Wheat vs. Chaff

John Havens has an excellent piece in Mashable titled “It’s Your Data — But Others Are Making Billions Off It.” In a Web overflowing with chaff, it’s a fine grain of wheat.

But it’s also camouflaged by chaff posing as wheat. I can tell, because I was interviewed for the piece, which  links back to this blog. Trackbacks appear in my comment queue, and I should see just one, if any: from the Mashable piece. But instead I see four, all from splogs—spam blogs—that took the Mashable piece and republished it as their own. I won’t link to them, but you can find them if you do a search on Google looking for the original. When I first tried that, the results yielded lots of false positives from splogs. Now the search correctly yields just this:

1 result (0.24 seconds)
Search Results

It’s Your Data — But Others Are Making Billions Off It – Mashable

mashable.com/2013/10/24/personal-data-monetization/

Oct 24, 2013 – “The entire advertising industry has been hugely corrupted by personalization and surveillance,” says Doc Searls, author of The Intention 

In order to show you the most relevant results, we have omitted some entries very similar to the 1 already displayed.
If you like, you can repeat the search with the omitted results included.

Do that and you’ll see those four splogs, plus many more.

To mix metaphors, splogs are worse than chaff. They are parasites. I also believe they are inevitable in the ad-driven monoculture that the commercial Web has become. Also somehow consistent with John’s original post.



3 responses to “Wheat vs. Chaff”

  1. Thanks for the kind words, Doc. Also not a fan of splogs but did really enjoy our chat and continue to recommend d The Intention Economy.

    Cheers,
    JCH

  2. I agree. Even my little blog gets recreated elsewhere from time to time, both using automated means and by people doing it manually (!)

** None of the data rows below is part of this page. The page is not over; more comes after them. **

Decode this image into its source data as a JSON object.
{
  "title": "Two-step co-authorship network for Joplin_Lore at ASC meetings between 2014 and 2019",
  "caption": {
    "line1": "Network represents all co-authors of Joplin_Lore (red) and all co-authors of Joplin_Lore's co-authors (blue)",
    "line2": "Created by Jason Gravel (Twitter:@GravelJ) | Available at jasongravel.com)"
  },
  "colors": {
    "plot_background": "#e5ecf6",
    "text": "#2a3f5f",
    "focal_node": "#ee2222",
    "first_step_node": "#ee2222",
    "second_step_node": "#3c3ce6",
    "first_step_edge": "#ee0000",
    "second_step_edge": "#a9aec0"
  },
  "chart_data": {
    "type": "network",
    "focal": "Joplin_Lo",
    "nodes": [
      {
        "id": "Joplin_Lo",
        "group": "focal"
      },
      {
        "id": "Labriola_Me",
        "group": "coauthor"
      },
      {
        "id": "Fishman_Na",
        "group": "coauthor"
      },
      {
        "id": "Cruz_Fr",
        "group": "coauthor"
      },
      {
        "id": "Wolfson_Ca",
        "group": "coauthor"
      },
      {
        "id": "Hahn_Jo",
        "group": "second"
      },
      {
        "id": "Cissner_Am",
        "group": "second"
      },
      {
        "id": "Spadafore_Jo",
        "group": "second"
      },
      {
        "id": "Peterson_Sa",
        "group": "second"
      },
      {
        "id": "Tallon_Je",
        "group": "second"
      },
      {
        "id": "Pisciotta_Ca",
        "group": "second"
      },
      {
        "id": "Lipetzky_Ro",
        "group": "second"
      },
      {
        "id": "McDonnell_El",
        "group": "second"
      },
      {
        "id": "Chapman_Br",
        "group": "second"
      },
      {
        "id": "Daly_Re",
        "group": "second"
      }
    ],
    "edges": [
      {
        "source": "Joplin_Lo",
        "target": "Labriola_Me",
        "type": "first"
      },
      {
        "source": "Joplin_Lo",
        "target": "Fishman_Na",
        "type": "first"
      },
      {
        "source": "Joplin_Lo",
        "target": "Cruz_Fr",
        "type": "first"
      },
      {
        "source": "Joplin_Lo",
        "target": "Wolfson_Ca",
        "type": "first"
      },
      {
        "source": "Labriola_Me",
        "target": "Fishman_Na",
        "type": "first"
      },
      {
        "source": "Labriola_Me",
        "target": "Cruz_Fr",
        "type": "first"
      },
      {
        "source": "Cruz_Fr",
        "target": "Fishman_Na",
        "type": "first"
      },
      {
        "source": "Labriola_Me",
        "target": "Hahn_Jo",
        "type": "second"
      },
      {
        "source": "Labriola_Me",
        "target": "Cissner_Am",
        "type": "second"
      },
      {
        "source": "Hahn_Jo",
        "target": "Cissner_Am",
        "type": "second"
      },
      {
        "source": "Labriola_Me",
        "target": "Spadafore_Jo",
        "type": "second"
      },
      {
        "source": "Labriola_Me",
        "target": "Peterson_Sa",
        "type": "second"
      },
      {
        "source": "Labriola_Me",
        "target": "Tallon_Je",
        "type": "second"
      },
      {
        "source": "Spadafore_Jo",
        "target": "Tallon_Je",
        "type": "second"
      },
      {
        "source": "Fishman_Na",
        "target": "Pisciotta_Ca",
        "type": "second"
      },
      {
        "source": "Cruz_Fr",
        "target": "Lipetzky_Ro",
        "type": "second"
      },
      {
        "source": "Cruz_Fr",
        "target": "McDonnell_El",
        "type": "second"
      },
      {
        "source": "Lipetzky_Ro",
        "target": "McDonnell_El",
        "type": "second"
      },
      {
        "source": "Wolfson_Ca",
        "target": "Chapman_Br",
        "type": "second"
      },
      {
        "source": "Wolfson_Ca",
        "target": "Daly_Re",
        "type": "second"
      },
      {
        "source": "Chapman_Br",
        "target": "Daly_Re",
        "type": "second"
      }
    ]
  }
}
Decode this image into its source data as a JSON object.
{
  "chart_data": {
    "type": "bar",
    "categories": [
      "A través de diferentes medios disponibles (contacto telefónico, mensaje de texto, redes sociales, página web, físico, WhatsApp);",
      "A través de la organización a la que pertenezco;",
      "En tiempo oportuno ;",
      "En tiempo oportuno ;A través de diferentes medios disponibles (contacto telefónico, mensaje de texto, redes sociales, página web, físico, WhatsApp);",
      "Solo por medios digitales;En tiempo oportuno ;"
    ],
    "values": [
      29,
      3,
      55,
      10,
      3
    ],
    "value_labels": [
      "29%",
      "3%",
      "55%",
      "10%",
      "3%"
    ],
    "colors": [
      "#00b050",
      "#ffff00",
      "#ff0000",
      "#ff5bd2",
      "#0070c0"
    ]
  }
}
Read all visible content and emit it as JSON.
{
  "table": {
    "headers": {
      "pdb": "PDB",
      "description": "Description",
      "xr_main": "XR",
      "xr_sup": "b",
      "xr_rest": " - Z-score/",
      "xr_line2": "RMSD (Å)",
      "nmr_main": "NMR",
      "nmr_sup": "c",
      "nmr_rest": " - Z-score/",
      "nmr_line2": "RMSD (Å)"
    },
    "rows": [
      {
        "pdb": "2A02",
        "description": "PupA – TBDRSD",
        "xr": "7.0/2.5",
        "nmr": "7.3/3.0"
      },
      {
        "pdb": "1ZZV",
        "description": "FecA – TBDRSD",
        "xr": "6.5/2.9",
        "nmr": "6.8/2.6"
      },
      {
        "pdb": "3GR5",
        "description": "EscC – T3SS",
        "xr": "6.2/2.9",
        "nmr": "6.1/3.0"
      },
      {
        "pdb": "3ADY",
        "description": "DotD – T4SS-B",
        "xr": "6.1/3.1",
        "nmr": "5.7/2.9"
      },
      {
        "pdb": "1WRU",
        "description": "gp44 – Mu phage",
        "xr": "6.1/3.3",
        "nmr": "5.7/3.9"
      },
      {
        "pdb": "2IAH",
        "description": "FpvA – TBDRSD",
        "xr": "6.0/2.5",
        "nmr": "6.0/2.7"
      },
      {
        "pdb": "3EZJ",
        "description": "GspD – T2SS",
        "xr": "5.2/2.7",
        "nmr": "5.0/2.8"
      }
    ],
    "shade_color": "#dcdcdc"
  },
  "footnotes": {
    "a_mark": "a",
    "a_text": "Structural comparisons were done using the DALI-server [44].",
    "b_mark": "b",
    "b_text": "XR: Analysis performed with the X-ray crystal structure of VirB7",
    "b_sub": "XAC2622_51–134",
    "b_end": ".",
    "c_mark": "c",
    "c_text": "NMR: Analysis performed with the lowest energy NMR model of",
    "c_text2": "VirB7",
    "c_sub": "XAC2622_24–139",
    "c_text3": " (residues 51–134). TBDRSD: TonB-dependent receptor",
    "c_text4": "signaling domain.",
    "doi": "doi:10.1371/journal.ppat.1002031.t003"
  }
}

    For me, there’s no commercial impact, but it certainly feels like a violation. It is an excellent example of the need for a bottoms-up architecture of control.

    This seems like a hard problem — harder, in many ways, than the problems that project VRM is taking on about control over non-public information. How can I control the presentation of my work, without taking some kind of heavy-handed DRM approach, and while still sharing it?

    Is this problem in scope for your work? Am I thinking about it right? I can’t see it getting any less urgent in the coming years.

    1. Thanks, John. Again, great piece.

      David, as I see it (at this moment in time, at least), the problem is with two things. One is the calf-cow nature of client-server architecture, which has been defaulted on the Web since the start. The other is commercial monocultures such as Google’s advertising system, which splogs (among many other things) are designed to game.

      Both those systems, and approaches, good as they are, need a refresh.

      VRM is new. So are many other efforts working bottom-up. But its important to remember that any good system can still be gamed. Take email for example. More than 99% of it is crap. But it also liberates us from corporate control.